Many Christians within Syria also might feel protected by embattled President Bashar Assad, who himself is part of the minority Alawite offshoot of Islam.
 
“A higher percentage of them support Assad and feel safer with him there,” Anne Richard, the assistant secretary of State for population, refugees and migration, testified on Capitol Hill this week.
 
“The ones who come out, who choose to flee and feel they are in danger, those are the people we want to help.”

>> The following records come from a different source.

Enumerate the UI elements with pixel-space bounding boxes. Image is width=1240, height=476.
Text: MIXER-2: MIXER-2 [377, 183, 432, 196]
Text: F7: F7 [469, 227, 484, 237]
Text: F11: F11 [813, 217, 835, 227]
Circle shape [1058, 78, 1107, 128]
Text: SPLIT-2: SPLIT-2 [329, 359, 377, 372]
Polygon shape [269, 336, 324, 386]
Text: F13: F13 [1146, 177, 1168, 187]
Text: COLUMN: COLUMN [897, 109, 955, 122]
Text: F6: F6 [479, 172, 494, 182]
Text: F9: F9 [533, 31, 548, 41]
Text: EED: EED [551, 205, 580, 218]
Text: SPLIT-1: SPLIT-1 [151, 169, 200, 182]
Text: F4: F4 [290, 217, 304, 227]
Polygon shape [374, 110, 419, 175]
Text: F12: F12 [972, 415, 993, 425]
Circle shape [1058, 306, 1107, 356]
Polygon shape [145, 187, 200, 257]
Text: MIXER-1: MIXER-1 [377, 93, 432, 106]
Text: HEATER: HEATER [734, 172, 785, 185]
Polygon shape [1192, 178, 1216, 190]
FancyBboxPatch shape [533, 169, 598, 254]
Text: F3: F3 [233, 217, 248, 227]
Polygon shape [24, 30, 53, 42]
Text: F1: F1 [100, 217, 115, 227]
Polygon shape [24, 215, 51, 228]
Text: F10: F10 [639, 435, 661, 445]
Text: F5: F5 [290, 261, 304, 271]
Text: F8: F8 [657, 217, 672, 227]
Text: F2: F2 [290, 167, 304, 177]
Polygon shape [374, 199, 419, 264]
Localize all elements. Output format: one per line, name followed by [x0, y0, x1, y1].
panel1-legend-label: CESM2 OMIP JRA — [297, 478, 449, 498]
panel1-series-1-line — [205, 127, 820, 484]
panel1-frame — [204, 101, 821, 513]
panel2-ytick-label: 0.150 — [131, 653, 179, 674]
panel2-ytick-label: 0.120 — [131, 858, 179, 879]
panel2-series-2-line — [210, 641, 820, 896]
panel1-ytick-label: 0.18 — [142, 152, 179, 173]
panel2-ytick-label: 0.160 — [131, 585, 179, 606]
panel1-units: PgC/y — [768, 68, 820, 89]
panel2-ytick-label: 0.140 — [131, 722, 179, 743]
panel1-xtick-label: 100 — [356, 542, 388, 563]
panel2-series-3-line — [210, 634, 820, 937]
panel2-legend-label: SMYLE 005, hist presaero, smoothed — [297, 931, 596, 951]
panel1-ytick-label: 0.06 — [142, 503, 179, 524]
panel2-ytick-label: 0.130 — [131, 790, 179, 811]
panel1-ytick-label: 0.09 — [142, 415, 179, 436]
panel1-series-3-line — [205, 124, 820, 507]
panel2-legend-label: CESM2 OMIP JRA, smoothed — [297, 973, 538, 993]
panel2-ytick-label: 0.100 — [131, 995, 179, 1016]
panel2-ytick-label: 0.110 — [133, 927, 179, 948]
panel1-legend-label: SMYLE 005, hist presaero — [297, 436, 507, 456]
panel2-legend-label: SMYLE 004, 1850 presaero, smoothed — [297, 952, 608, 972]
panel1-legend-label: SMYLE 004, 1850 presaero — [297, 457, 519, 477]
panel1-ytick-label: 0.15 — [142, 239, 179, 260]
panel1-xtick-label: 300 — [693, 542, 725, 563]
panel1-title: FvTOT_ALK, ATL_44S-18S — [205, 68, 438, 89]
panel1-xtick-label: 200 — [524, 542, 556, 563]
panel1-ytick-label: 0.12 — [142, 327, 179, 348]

There also might be problems with the pre-war demographics in Syria, which could explain the discrepancy. Or a disproportionate number of Christians may be among the 102,000 Syrians who came to the U.S. through work, study or other visa programs since 2012.
 
Whatever the reason, critics maintain their distrust of the U.N. agency.  
 
Possible explanations for the disproportionate refugee numbers are just “poor excuses,” Rep. Chris Smith (R-N.J.), the chairman of the House’s subcommittee on global human rights.
 
“Clearly, there’s a discriminatory process that excludes Christians,” he told The Hill on Friday. “It needs to be changed.”
 
“The discrimination manifests in that they’re not getting food, the medicines, the shelter that they absolutely deserve,” Smith added. “So it’s twice offended: first by groups like ISIS [the Islamic State in Iraq and Syria] and then as refugees, as they are part of that refugee flow.”
 
UNHCR officials reject the notion that any structural flaws in their systems discriminate against Christian refugees, intentionally or not.
 
Roughly 16 percent of Iraqi refugees who have registered with the UNHCR are Christians, officials noted — far higher than the roughly 1 percent of Iraq that is Christian.
 
“Those are the exact same offices where Syrians would be coming,” said Larry Yungk, a senior resettlement officer with the UNHCR.
 
“If there is an idea of an inhibition [against registering with the UNHCR], it didn’t appear with the Iraqis at the very same offices,” he said.
 
Critics on the right have pointed to anecdotal evidence indicating that Christians feel intimidated in U.N. refugee camps, which might keep them out of the U.N.’s reach.
 
Yet only 15 percent of Syrian refugees are in formal camps. The rest are scattered in cities, towns and makeshift shelters, where they might be receiving U.N. assistance but living alongside the rest of the population.
 
“We have undertaken efforts specifically to both encourage and facilitate registration by all minority groups to make sure they feel comfortable registering,” Mason said. Among other steps, that includes mobile units to meet people in their neighborhoods and working with churches.
 
Critics are undeterred.
 
Multiple lawmakers have called for the Obama administration to declare both Christians and members of the small Yazidi community victims of genocide, which could lead to additional legal levers to support them.
 
Others have openly wondered whether the U.S. ought to turn to outside non-governmental organizations (NGOs) to refer refugees to the State Department, instead of going through the U.N. 
 
“If UNHCR won’t reform itself, well then let’s make sure we have an NGO that can process these people, find them and help to bring them to safety,” Smith said on Friday.
 
“We’re just trying to keep our eye on the ball here,” UNHCR spokesman Chris Boian maintained.
 
“A lot of politics going on — we’re aware of all that,” he said. “But we’re doing everything possible to make sure that Christians, like all religious minorities, and like all refugees, have access to our services on an equal basis.”